IdentityServer / IdentityServer3

OpenID Connect Provider and OAuth 2.0 Authorization Server Framework for ASP.NET 4.x/Katana
https://identityserver.github.io/Documentation/
Apache License 2.0
2.01k stars 763 forks source link

endsession, iframe, XFO + CSP #3371

Closed koolraap closed 7 years ago

koolraap commented 7 years ago

One of our clients (foobar.com) is calling our IDSRV (example.com) with an endsesssion request from an iframe.
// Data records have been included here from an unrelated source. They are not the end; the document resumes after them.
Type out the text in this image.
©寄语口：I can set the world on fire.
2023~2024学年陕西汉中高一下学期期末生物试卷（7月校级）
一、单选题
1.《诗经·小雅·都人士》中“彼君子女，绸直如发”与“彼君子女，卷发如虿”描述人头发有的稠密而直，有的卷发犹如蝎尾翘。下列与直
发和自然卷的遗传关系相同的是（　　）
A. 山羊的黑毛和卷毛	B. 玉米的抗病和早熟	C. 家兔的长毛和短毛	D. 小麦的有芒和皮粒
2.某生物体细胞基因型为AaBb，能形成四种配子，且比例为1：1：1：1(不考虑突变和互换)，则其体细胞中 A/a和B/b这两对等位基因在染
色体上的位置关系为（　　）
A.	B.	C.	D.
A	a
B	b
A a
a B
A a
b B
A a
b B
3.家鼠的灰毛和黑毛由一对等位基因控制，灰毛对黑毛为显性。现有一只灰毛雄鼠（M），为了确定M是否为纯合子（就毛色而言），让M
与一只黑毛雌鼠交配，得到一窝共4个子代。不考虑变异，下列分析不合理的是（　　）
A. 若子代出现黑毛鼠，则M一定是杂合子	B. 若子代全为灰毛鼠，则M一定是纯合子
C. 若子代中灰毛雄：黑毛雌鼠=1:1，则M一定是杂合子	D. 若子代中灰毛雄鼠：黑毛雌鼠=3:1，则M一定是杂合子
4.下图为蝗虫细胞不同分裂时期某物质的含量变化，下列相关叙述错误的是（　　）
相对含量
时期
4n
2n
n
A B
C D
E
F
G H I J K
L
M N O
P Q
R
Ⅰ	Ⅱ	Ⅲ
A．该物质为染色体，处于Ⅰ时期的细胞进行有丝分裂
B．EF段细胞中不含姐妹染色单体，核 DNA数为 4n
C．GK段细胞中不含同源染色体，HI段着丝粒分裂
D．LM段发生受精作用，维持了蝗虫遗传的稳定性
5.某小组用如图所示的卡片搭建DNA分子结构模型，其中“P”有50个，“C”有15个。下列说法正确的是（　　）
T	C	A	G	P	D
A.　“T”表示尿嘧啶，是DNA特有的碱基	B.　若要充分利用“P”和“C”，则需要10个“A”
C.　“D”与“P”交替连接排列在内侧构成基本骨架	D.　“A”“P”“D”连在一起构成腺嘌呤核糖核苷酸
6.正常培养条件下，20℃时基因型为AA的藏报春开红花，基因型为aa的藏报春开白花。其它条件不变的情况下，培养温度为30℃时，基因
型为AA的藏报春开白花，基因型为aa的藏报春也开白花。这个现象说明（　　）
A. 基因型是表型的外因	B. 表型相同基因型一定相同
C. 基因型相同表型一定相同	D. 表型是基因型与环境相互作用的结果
The response contains XFO: SAMEORIGIN. They would like us to remove this.

Assuming that it's a good idea, I'm not sure how to either remove the XFO header or add an CSP iframe exception.

  1. IdentityServerOptions.ProtocolLogoutUrls looked promising but the generated URL is relative to the IDSRV base url, so I can't set it to a different domain.
  2. [SecurityHeaders(EnableXfo = false)] on the EndSessionController would mean recompiling IdentityServer3 and I don't want to be the guy who disabled security headers for all of our clients.
  3. _request.SetSuppressXfo() would do the trick but I don't know where I can add that in our code so it'll be useful.
  4. OWIN pipeline. Either pre or post request I could strip out SAMEORIGIN or call SetSuppressXfo.

I feel like I'm missing something obvious (quite probably: Don't!).

brockallen commented 7 years ago

One of our clients (foobar.com) is calling our IDSRV (example.com) with an endsesssion request from an iframe. The response contains XFO: SAMEORIGIN. They would like us to remove this.

This would open up your signout page to a click-jacking attack. You can do whatever you want, but we won't be removing this from IdentityServer.

koolraap commented 7 years ago

Thanks Brock, I appreciate the reply. I'll let the client make the decision.